Pikiranku melayang pada masa silam, pada momen-momen dimana aku diundang pada pesta ulang tahun sepupu-sepuku--Airin atau pun Mas Keanu. Pada hari ulang tahun, mereka selalu mendapat hadiah istimewa dari Kakek. Rumah boneka yang diimpor dari Belanda untuk pesta ulang tahun Airin yang kelima. Sepeda BMX yang ngetrend di zamannya untuk hadiah ulang tahun Mas Keanu yang ke tujuh. Jam tangan mahal untuk hadiah ulang tahun Airin yang ke sembilan. Game box seri teranyar untuk hadiah ulang tahun Mas Keanu yang ke tiga belas. Mereka berdua memang sering dihujani hadiah-hadiah mahal oleh Kakek. Karena mereka berdua adalah cucu kesayangan Kakek. Tante Tika, kakak Mama yang sulung, memang tidak memiliki anak. Sedangkan aku, adalah cucu yang tak dianggap, sehingga tak pernah diberikan hadiah ulang tahun oleh Kakek Frans.

Dulu  sewaktu umurku masih empat atau lima tahun, aku sering menangis iri setiap kali Airin--sepupu yang sebaya denganku --memamerkan hadiah ulang tahun yang didapatnya dari Kakek. Tapi lama kelamaan aku jadi mati rasa,  dan tidak lagi menganggap hadiah ulang tahun adalah sesuatu hal yang penting. Untuk mengobati kekecewaanku, setiap ulang tahunku di bulan Juni, Papa mengajakku dan Mama terbang ke Swedia. Kami menghabiskan musim panas di Boras, di rumah Mormor yang besar dengan halaman yang super duper luas. Kebiasaan itu sempat terhenti saat ulang tahunku yang ke sepuluh, saat Mama divonis menderita kanker lidah yang cukup ganas. Setahun itu kami lewatkan dalam kesedihan, dalam kekhawatiran akan kehilangan Mama.

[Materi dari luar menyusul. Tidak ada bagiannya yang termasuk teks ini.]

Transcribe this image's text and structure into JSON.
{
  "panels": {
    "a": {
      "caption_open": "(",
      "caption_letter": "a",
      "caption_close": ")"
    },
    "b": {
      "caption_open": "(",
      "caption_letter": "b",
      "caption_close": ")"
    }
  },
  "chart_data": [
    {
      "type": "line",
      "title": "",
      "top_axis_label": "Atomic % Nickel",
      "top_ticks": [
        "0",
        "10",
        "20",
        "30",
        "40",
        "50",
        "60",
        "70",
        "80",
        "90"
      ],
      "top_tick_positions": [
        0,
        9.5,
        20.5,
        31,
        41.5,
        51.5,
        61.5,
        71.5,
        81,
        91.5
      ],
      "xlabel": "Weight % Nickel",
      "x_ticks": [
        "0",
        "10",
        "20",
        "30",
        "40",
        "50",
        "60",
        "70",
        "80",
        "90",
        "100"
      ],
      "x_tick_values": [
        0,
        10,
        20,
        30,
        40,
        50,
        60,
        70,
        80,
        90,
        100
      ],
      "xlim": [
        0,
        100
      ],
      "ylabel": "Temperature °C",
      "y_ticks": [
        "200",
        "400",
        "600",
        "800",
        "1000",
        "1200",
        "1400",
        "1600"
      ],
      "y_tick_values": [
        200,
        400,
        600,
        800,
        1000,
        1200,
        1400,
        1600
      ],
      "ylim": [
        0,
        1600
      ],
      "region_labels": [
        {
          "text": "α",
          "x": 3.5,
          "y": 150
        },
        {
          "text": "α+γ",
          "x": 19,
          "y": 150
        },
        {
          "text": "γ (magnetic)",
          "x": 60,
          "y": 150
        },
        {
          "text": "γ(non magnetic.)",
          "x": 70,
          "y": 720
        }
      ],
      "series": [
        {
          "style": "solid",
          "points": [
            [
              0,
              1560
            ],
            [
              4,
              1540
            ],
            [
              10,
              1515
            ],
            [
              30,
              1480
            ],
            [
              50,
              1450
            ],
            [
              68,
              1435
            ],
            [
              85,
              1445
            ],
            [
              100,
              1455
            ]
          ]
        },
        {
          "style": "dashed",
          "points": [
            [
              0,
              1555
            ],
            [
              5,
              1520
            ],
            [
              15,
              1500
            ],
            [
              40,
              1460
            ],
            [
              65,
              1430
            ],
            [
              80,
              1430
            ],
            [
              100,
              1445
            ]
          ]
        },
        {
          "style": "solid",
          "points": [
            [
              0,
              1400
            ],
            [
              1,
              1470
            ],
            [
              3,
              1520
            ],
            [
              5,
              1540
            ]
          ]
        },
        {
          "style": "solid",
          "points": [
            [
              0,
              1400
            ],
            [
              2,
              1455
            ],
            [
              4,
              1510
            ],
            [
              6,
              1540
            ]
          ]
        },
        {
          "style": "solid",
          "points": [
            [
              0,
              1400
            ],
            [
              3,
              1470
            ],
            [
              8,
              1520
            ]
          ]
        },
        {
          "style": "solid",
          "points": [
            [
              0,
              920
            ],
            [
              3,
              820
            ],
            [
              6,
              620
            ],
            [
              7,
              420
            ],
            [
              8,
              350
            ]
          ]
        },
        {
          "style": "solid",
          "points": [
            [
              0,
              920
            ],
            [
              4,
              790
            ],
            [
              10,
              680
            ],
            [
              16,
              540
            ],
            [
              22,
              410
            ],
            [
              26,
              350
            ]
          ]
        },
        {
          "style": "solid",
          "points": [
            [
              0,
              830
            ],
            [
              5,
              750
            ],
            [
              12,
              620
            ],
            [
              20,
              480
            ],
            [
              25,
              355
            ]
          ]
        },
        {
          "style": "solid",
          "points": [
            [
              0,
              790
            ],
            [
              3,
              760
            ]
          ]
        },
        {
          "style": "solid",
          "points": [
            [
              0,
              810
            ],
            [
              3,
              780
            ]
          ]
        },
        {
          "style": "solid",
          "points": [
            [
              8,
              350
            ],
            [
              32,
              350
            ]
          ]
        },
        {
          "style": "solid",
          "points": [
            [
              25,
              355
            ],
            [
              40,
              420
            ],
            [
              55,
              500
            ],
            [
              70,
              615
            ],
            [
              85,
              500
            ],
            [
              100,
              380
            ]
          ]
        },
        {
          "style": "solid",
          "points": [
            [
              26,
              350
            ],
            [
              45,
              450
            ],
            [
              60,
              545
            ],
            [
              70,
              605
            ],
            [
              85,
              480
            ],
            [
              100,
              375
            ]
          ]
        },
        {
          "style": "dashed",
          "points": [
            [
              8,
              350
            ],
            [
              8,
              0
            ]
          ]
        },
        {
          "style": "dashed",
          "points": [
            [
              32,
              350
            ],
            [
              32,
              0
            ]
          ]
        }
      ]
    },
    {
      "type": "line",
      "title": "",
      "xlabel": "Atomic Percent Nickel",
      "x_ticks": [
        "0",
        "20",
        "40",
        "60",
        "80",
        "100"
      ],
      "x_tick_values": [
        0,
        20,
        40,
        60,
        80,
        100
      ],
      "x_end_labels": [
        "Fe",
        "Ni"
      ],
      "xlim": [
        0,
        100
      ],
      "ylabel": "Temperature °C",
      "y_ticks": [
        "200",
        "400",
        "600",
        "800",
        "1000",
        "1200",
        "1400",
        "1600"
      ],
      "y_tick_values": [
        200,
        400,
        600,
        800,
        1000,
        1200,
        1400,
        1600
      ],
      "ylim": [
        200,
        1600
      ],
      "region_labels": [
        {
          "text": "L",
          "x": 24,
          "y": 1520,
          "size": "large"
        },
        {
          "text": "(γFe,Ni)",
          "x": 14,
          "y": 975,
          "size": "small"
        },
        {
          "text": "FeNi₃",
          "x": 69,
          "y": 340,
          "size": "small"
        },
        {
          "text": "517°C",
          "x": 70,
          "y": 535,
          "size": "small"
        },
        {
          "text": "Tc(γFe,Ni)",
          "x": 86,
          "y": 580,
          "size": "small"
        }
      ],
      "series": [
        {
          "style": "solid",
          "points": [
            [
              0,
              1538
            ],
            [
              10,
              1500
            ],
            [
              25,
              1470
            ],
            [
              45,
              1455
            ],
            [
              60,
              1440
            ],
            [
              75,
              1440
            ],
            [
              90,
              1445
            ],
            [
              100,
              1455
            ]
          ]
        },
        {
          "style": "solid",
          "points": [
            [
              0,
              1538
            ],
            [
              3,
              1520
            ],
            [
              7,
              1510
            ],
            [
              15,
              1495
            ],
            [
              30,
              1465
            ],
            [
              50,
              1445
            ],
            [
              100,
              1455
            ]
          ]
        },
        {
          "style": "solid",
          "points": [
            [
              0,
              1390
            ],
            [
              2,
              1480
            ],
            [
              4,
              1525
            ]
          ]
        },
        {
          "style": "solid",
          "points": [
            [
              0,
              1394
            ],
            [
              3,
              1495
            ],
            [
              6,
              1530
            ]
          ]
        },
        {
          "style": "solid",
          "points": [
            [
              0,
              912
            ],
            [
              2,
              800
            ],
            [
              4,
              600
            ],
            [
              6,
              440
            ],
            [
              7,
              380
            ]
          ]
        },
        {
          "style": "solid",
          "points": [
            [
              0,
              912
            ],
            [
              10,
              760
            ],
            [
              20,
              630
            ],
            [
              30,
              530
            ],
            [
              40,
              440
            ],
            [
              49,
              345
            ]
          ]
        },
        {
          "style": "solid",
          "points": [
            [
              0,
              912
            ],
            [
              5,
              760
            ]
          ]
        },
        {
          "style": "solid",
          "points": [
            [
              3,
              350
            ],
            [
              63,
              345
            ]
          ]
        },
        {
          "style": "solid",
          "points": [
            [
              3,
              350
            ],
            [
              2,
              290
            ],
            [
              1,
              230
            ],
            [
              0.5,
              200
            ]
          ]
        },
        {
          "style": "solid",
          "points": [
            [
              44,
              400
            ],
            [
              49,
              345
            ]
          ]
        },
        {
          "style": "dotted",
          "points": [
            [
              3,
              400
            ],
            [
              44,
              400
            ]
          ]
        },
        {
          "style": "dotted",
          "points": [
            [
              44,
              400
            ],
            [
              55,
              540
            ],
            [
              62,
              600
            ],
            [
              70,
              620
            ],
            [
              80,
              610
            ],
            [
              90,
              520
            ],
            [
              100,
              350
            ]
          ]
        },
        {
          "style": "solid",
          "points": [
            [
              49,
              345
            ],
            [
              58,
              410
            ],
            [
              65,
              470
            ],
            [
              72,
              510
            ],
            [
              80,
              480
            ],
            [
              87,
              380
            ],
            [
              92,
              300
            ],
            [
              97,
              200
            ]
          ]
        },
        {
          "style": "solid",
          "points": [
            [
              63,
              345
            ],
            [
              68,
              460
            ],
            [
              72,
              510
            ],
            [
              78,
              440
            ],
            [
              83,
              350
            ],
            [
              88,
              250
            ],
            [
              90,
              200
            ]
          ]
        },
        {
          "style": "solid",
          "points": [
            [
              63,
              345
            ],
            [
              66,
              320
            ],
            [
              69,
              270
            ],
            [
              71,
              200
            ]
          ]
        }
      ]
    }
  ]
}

Sehingga aku tidak sempat lagi meributkan ritual di ulang tahunku yang ke sebelas.

Kami bertahan di Bogor selama setahun, menemani Mama berjuang memerangi penyakitnya. Hingga akhirnya Mama meninggal di bulan Agustus, dua bulan setelah ulang tahunku yang kesebelas. Setelah pemakaman Mama, aku dan Papa pergi jauh melintasi sebagian dunia, tak pernah lagi menoleh ke belakang.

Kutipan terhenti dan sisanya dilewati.